Daraufhin trennten sich Mutter und Sohn, verschmolzen lautlos mit einem Wald, der sie geradezu willkommen hieß, und als sie sich schließlich wieder trafen, befanden sie sich mitten zwischen dem Sklavenverkäufer der Coritani und den vier Kriegern seiner Ehrengarde.
Sie töteten ihn aber noch nicht sogleich; die Jagdehre verlangte, dass er der Letzte sein sollte. Breaca hob einen Stein von der Größe ihrer Faust auf und ließ ihn links von sich über den Waldboden rollen. Alte, vertrocknete Blätter und kleine Zweige knackten unter seinem Gewicht, während er davonkullerte. Der Sklavenverkäufer erstarrte, fuhr herum und zwängte sich zwischen den Stamm einer Rotbuche und das peitschende Gestrüpp, welches den Baum umgab. In einiger Entfernung vor ihm trennten sich zwei der Mitglieder seiner Ehrengarde voneinander und waren somit nicht länger im Stande, sich gegenseitig als Schutzschild zu dienen.
Breaca hatte nicht genug Platz, um ihre Steinschleuder zu benutzen, und für den Einsatz eines Messers bestand noch keine Notwendigkeit. Sie brach jenem Krieger, der nun ihren Pfad entlangkam, also kurzerhand das Genick, indem sie unvermittelt aus der Dunkelheit heraustrat, von hinten sein Kinn umfasste und seinen Kopf mit einer heftigen, ruckartigen Bewegung nach oben, nach hinten und zur Seite riss. Einen Feind zu töten war so viel leichter, als ihr einst der Gedanke an Graines Tötung erschienen war - selbst wenn Letzteres allein aus Barmherzigkeit heraus geschehen wäre. Erst als sie den leblosen Körper zu Boden sinken ließ, stellte Breaca fest, dass es sich um eine Frau handelte, und empfand tiefes Bedauern.
Gleich darauf stieß Cunomar zu ihr. Er hatte in der Zwischenzeit sein Wams abgelegt, und die Nacht ließ seine Bärennarben, die sich in langen, überkreuz verlaufenden, rippenartigen Erhöhungen von seinen Schultern bis zu seiner Taille hinunterzogen, wie einen Harnisch erscheinen. Sein Messer glänzte feucht-schwarz. Das Singen der Klinge war intensiver geworden, hatte sich zu jenem vollen Tönen gesteigert, das Breaca einst in der Schmiede vernommen hatte, und diesen Klang würde die Klinge beibehalten, bis sie zerbrach und ihr Lied für immer verstummte.
Cunomar kniete sich nieder, um in den Körper der Frau, die durch Rom zur Sklavenhändlerin geworden war, Kratzer und Schnitte zu ritzen, die den Eindruck erwecken könnten, als sei sie von einem Bären angefallen und getötet worden. Plötzlich war die Nacht durchdrungen von dem Übelkeit erregenden Gestank frischen Blutes und eines aufgeschlitzten Magens.

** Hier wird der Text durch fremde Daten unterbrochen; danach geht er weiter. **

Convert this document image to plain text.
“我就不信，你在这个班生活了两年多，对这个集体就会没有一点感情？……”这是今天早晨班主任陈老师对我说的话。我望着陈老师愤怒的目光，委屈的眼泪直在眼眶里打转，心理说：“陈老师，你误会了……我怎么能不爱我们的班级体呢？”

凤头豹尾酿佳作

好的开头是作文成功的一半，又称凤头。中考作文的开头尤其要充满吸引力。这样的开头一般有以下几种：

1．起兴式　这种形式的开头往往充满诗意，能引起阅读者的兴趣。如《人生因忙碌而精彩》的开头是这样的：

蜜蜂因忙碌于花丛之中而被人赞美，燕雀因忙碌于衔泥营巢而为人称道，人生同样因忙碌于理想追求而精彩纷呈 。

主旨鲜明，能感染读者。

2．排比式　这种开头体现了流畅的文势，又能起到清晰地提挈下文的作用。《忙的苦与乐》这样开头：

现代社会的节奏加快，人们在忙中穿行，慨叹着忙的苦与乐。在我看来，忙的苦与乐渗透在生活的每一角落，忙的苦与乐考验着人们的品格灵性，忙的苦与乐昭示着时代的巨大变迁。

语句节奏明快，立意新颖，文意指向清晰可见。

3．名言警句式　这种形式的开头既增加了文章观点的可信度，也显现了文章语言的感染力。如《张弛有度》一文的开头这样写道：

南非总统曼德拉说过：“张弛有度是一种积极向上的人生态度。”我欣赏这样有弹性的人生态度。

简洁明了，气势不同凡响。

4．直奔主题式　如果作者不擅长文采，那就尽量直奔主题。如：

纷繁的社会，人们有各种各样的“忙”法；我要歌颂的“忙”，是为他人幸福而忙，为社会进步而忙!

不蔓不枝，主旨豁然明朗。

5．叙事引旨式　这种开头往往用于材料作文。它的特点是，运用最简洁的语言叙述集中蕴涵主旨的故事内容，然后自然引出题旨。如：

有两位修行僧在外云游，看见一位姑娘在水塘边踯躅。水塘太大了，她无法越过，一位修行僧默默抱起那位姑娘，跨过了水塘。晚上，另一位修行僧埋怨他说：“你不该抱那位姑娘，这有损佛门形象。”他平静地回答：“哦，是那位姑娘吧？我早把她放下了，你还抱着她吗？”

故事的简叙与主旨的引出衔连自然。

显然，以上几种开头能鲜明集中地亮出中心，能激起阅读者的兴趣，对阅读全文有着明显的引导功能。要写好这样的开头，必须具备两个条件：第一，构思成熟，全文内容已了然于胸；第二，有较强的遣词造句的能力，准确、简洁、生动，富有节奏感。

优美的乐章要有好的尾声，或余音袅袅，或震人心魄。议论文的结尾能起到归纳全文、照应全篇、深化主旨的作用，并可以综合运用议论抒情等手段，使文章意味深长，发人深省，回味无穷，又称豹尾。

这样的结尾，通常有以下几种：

Der Wald hielt den Atem an, so dass selbst die jagenden Wiesel für einen Moment reglos verharrten. Ein Stück weiter voraus röhrte ein Hirsch in der Dunkelheit, und dahinter noch ein zweiter. Kein Hirsch röhrte bei Nacht. Sie kannten einander nun also: Jäger und Gejagte; zwei gegen drei.
Cunomar erhob sich wieder und stellte sich dicht neben seine Mutter. Jetzt grinste er nicht mehr wie zuvor; sein Gesicht war vollkommen ausdruckslos, eine reglose Maske höchster Konzentration und Entschlossenheit. Breaca und Cunomar waren nicht mehr länger auf Worte oder auf die Klopfzeichen der Bärinnenkrieger angewiesen, um sich miteinander zu verständigen; für die Dauer dieser Jagd wurden die Bodicea und ihr Sohn zu einer untrennbaren Einheit, zu zwei Klingen ein und derselben Waffe. Seine Augen waren die ihren, ihre Gedanken die seinen - von der Scham darüber, eine Frau der Stämme getötet zu haben, bis hin zu dem Stolz über die meisterhafte Art der Tötung. Und als er beinahe den Tod gefunden hätte, wäre auch sie fast gestorben.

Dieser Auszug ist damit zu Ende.